Inicialmente, la estrategia de “nearshoring” permitió que países con mano de obra barata se integraran en las cadenas de valor global, trasladando tareas rutinarias a estos territorios. La lógica era simple: países emergentes brindaban un entorno ideal para la producción intensiva en mano de obra. No obstante, el avance acelerado de la automatización ha cambiado drásticamente esta narrativa. Hoy, tecnologías como la robótica industrial y la inteligencia artificial están diseñadas para asumir trabajos repetitivos, tareas que históricamente sustentaron la ventaja competitiva de estas economías.

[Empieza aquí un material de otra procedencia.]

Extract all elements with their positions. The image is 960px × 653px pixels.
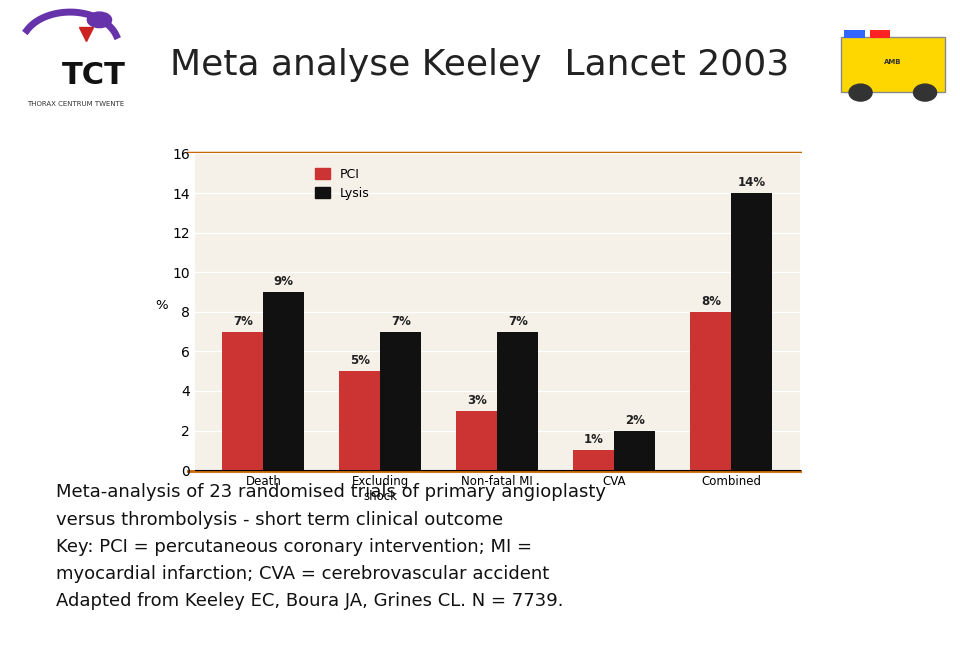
Bar <box>573 451 614 470</box>
Text: 7%: 7% <box>391 315 411 328</box>
Text: 7%: 7% <box>233 315 252 328</box>
Text: Meta analyse Keeley  Lancet 2003: Meta analyse Keeley Lancet 2003 <box>170 48 790 82</box>
Bar <box>380 332 421 470</box>
Bar <box>339 371 380 470</box>
Text: 5%: 5% <box>349 354 370 367</box>
Circle shape <box>914 84 937 101</box>
Circle shape <box>849 84 872 101</box>
Text: www.medscape.com: www.medscape.com <box>433 134 554 147</box>
Text: 2%: 2% <box>625 413 645 426</box>
Text: 14%: 14% <box>737 176 766 189</box>
Bar <box>845 30 865 39</box>
Y-axis label: %: % <box>155 299 167 312</box>
Bar <box>732 193 772 470</box>
Text: 8%: 8% <box>701 295 721 308</box>
Bar <box>870 30 891 39</box>
Legend: PCI, Lysis: PCI, Lysis <box>310 163 374 205</box>
Text: Meta-analysis of 23 randomised trials of primary angioplasty
versus thrombolysis: Meta-analysis of 23 randomised trials of… <box>56 483 606 610</box>
Text: Source: Br J Cardiol © 2003 Sherbourne Gibbs, Ltd.: Source: Br J Cardiol © 2003 Sherbourne G… <box>369 477 620 486</box>
Bar <box>497 332 539 470</box>
Bar <box>614 430 656 470</box>
Text: TCT: TCT <box>61 61 126 90</box>
Circle shape <box>87 12 111 27</box>
Text: 7%: 7% <box>508 315 528 328</box>
Text: 3%: 3% <box>467 394 487 407</box>
Text: 1%: 1% <box>584 434 604 447</box>
Text: 9%: 9% <box>274 275 294 288</box>
Text: Medscape®: Medscape® <box>205 134 283 147</box>
Bar <box>223 332 263 470</box>
Text: AMB: AMB <box>884 59 901 65</box>
Text: THORAX CENTRUM TWENTE: THORAX CENTRUM TWENTE <box>27 101 124 107</box>
Bar <box>690 312 732 470</box>
Bar <box>841 37 945 91</box>
Bar <box>263 292 304 470</box>
Bar <box>456 411 497 470</box>
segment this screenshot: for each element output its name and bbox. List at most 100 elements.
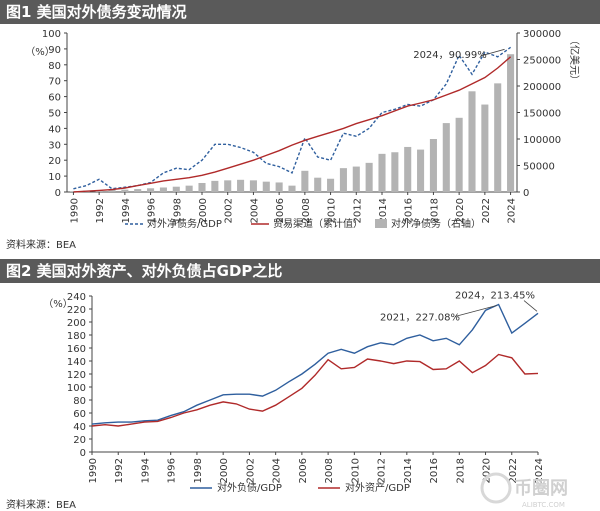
chart2-y-tick-label: 240 [67,292,86,303]
chart2-x-tick-label: 2020 [482,458,493,483]
chart1-x-tick-label: 2022 [481,198,492,223]
chart1-bar [494,83,502,192]
chart2-x-tick-label: 1992 [114,458,125,483]
chart2-line-assets [91,353,539,427]
chart1-left-tick-label: 0 [55,188,61,199]
chart2-y-tick-label: 160 [67,344,86,355]
chart2-x-tick-label: 2002 [245,458,256,483]
chart1-bar [507,54,515,193]
chart1-bar [404,146,412,192]
chart2-legend-liabilities: 对外负债/GDP [217,481,282,494]
chart1-right-tick-label: 0 [523,188,529,199]
chart1-bar [159,187,167,192]
chart2-source: 资料来源：BEA [6,500,77,511]
watermark: 币圈网 ALIBTC.COM [480,472,568,509]
chart1-x-tick-label: 2010 [327,198,338,223]
chart1-bar [352,166,360,192]
chart1-bar [327,178,335,192]
chart1-right-tick-label: 150000 [523,109,561,120]
chart1-x-tick-label: 2020 [455,198,466,223]
chart1-bar [134,189,142,192]
chart2-y-tick-label: 40 [73,422,86,433]
chart2-x-tick-label: 1990 [88,458,99,483]
chart2-y-tick-label: 200 [67,318,86,329]
chart1-bar [314,177,322,192]
chart2-legend-assets: 对外资产/GDP [345,481,410,494]
chart1-bar [378,153,386,192]
chart1-bar [275,182,283,192]
chart2-svg: 0 20 40 60 80 100 120 140 160 180 200 220 240（%） 1990… [43,291,545,494]
chart1-right-tick-label: 50000 [523,162,555,173]
chart1-bar [417,149,425,192]
chart1-panel: 图1 美国对外债务变动情况 0 10 20 30 40 50 60 70 80 90 100 0 500… [0,0,600,252]
chart1-x-tick-label: 2004 [249,198,260,223]
chart1-left-tick-label: 90 [48,45,61,56]
chart1-bar [198,182,206,192]
chart1-bar [429,139,437,192]
chart2-y-tick-label: 60 [73,409,86,420]
chart1-x-tick-label: 2014 [378,198,389,223]
chart1-bar [481,104,489,192]
chart1-source: 资料来源：BEA [6,240,77,251]
chart2-x-tick-label: 2014 [403,458,414,483]
chart1-legend-trade: 贸易渠道（累计值） [273,217,363,230]
chart1-bar [339,168,347,192]
chart1-legend-bars: 对外净债务（右轴） [391,217,481,230]
chart1-x-tick-label: 2018 [429,198,440,223]
chart2-line-liabilities [91,303,539,425]
chart1-x-tick-label: 2024 [507,198,518,223]
chart2-x-tick-label: 2016 [429,458,440,483]
chart1-bar [237,179,245,192]
chart1-x-tick-label: 2006 [275,198,286,223]
chart2-annotation-leader-2024 [523,300,538,312]
chart2-annotation-2021: 2021，227.08% [380,312,460,323]
chart1-bar [301,170,309,192]
chart1-annotation: 2024，90.99% [413,50,487,61]
chart1-bar [172,186,180,192]
chart2-x-tick-label: 2004 [272,458,283,483]
chart1-left-tick-label: 50 [48,109,61,120]
chart2-y-tick-label: 0 [80,448,86,459]
chart2-y-tick-label: 20 [73,435,86,446]
chart2-y-tick-label: 100 [67,383,86,394]
chart2-x-tick-label: 2008 [324,458,335,483]
chart2-x-tick-label: 1998 [193,458,204,483]
chart2-ylabel: （%） [43,298,73,310]
chart1-x-tick-label: 2016 [404,198,415,223]
chart1-bar [468,91,476,192]
watermark-site: ALIBTC.COM [522,501,565,509]
chart2-y-tick-label: 80 [73,396,86,407]
chart1-left-tick-label: 10 [48,172,61,183]
chart1-bar [224,180,232,192]
chart1-x-tick-label: 1996 [147,198,158,223]
chart1-bar [455,117,463,192]
chart1-bar [147,188,155,192]
chart1-ylabel-right: （亿美元） [568,35,581,85]
chart2-x-tick-label: 2000 [219,458,230,483]
chart1-right-tick-label: 100000 [523,135,561,146]
chart1-x-tick-label: 1994 [121,198,132,223]
chart2-y-tick-label: 220 [67,305,86,316]
chart1-legend-net-debt-ratio: 对外净债务/GDP [147,217,222,230]
chart1-legend-swatch-bars [375,219,387,228]
chart1-x-tick-label: 1990 [69,198,80,223]
chart2-y-tick-label: 120 [67,370,86,381]
chart1-right-tick-label: 250000 [523,56,561,67]
chart2-x-tick-label: 2024 [534,458,545,483]
chart2-x-tick-label: 1996 [167,458,178,483]
watermark-brand: 币圈网 [514,478,568,499]
chart2-x-tick-label: 2010 [350,458,361,483]
chart1-right-tick-label: 200000 [523,82,561,93]
chart2-title: 图2 美国对外资产、对外负债占GDP之比 [0,259,600,283]
chart2-annotation-leader-2021 [454,305,497,317]
chart1-right-tick-label: 300000 [523,29,561,40]
chart1-left-tick-label: 20 [48,156,61,167]
chart1-bar [391,152,399,192]
chart1-bar [185,185,193,192]
chart1-line-trade-cumulative [73,56,512,193]
chart2-x-tick-label: 2012 [377,458,388,483]
watermark-logo-icon [480,472,512,504]
chart1-x-tick-label: 2002 [224,198,235,223]
chart2-x-tick-label: 1994 [140,458,151,483]
chart1-x-tick-label: 1998 [172,198,183,223]
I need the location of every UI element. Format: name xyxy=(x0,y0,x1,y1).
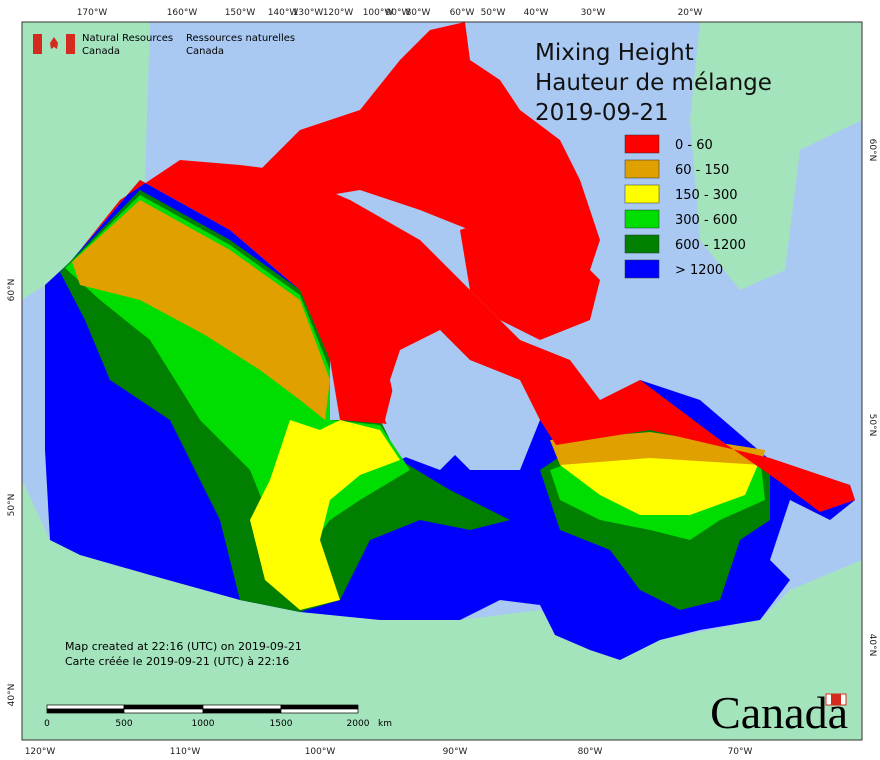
legend-label: 60 - 150 xyxy=(675,163,729,178)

Un estudio reciente evidenció que los incrementos en el salario mínimo pueden acelerar la adopción de robots en la manufactura estadounidense. Según los investigadores, un aumento del 10% en el salario mínimo podría incrementar en un 8% la probabilidad de que las empresas adopten tecnología automatizada. Esta tendencia sugiere que a medida que el costo del trabajo aumenta, las empresas se sienten impulsadas a invertir en tecnología, disminuyendo así la relevancia de las tarifas salariales como un factor determinante en la localización de la producción.
Este fenómeno no signifique el fin del “nearshoring”, pero sí redefine su esencia. En lugar de atraer manufactura basada en mano de obra menos calificada, existe una creciente demanda por trabajadores que sepan integrar tecnología y capital humano especializado. La automatización transforma las tareas laborales, enfocándose en habilidades que requieren un mayor nivel de análisis, creatividad y capacidad de interacción social.
La investigación indica que adoptar nuevas tecnologías implica rediseñar las competencias de la fuerza laboral. Las habilidades relacionadas con el análisis de datos, el uso avanzado de herramientas digitales y la toma de decisiones informadas son ahora más críticas que nunca. Esta transición hacia una economía más automatizada no solo exige un cambio en el comportamiento de las organizaciones y trabajadores, sino también en los sistemas de capacitación.
A pesar de las oportunidades, hay una tendencia entre los empleados a subestimar la velocidad del cambio tecnológico, lo que los lleva a posponer el desarrollo de nuevas habilidades. Por otro lado, las empresas, enfrentadas a múltiples prioridades a corto plazo, a menudo ven la inversión en capacitación como una opción incierta o lejana.
Para México, las posibilidades de atraer inversión productiva a través del “nearshoring” están presentes, pero su impacto en el crecimiento y el empleo dependerá de su adaptabilidad a esta nueva lógica tecnológica. Si el país se aferra exclusivamente a la mano de obra barata, se verá cada vez más limitado por la automatización. Sin embargo, al fortalecer el capital humano y fomentar habilidades complementarias a la tecnología, puede aprovechar esta tendencia como un motor de crecimiento sostenible.
La diferencia entre estas dos trayectorias es notable. En un camino, la relocalización podría generar empleos limitados y de baja productividad; en el otro, se podría facilitar la transición hacia sectores industriales de mayor valor agregado y salarios más elevados. Históricamente, las naciones que aprovechan las revoluciones tecnológicas son aquellas que anticipan cambios en la naturaleza del trabajo. En este contexto, el debate sobre el “nearshoring” debe englobar una conversación más amplia sobre educación y desarrollo de capital humano, dado que la competitividad en la era de la automatización dependerá menos del costo de la mano de obra y más de la calidad de las habilidades que pueda ofrecer.